Wouldn’t it make sense, in terms of reducing outbreaks, if we were just a trace more open and a smidgen less morbidly ashamed about the subject?  Shouldn’t kids know the warning signs, and shout them to the rooftops?  I did tell the twins’ preschool about Outbreak Number One, but I did so wimpily, relying on the anonymity I was afforded.  Shouldn’t I have been encouraged – even cheered as a good citizen – for informing the parents of all my kids’ playmates that exposure might have occurred? 

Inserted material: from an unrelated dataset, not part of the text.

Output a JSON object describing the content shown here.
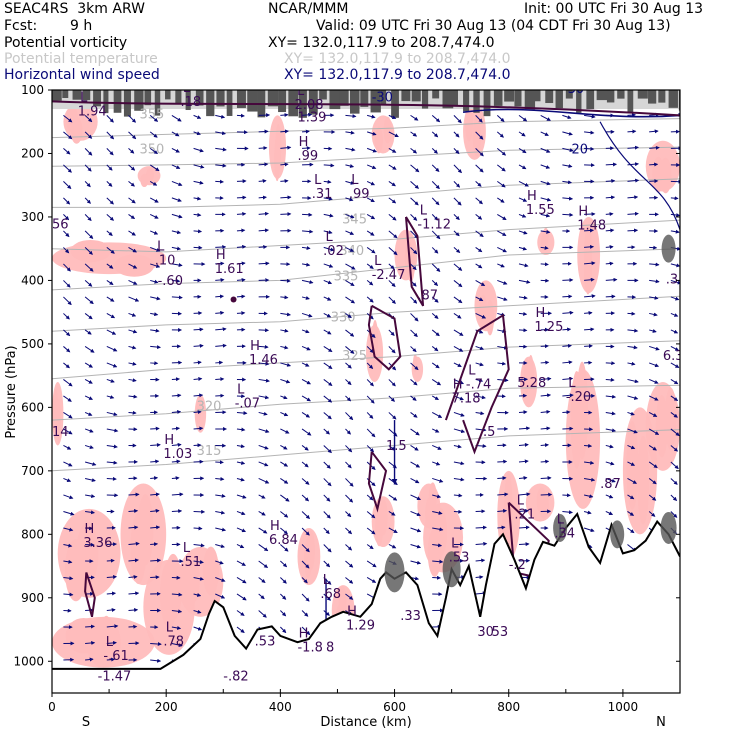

Perhaps even more importantly, why in the name of all that is small and itchy did I face Outbreak Number One in such a state of ignorance?  Why wasn’t I taught about lice in school?  My own first-grade outbreak was hush-hush.  Seventh grade “health” class skipped subjects like head colds, stomach flu, and lice, and jumped straight to horrifying photos of diseased genitalia.  This latter information, thank goodness, has been knowledge that I’ve never had to put to any sort of use.  But I’m betting that a good 50% of my seventh-grade classmates, who are now 41 or 42, have had to do a bit of nitpicking on the small heads of their progeny.
Wouldn’t it be a good idea if we came clean about the fact that “coming clean” doesn’t have much to do with it?  Ok, so your kid may be more likely to contract lice if he or she snuggles up with little buddies over a picture book, is free and loose with the hugs, or enjoys a good bout of wrestling.  But, come on, who doesn’t?  So, snugglers and wrestlers unite!  Speak freely about that little itch that is most definitely telling you something.  Spread the knowledge, spread the word.  Together we can make the world, if not a Better Place in a grand and cosmic sense, at least a little less… lousy.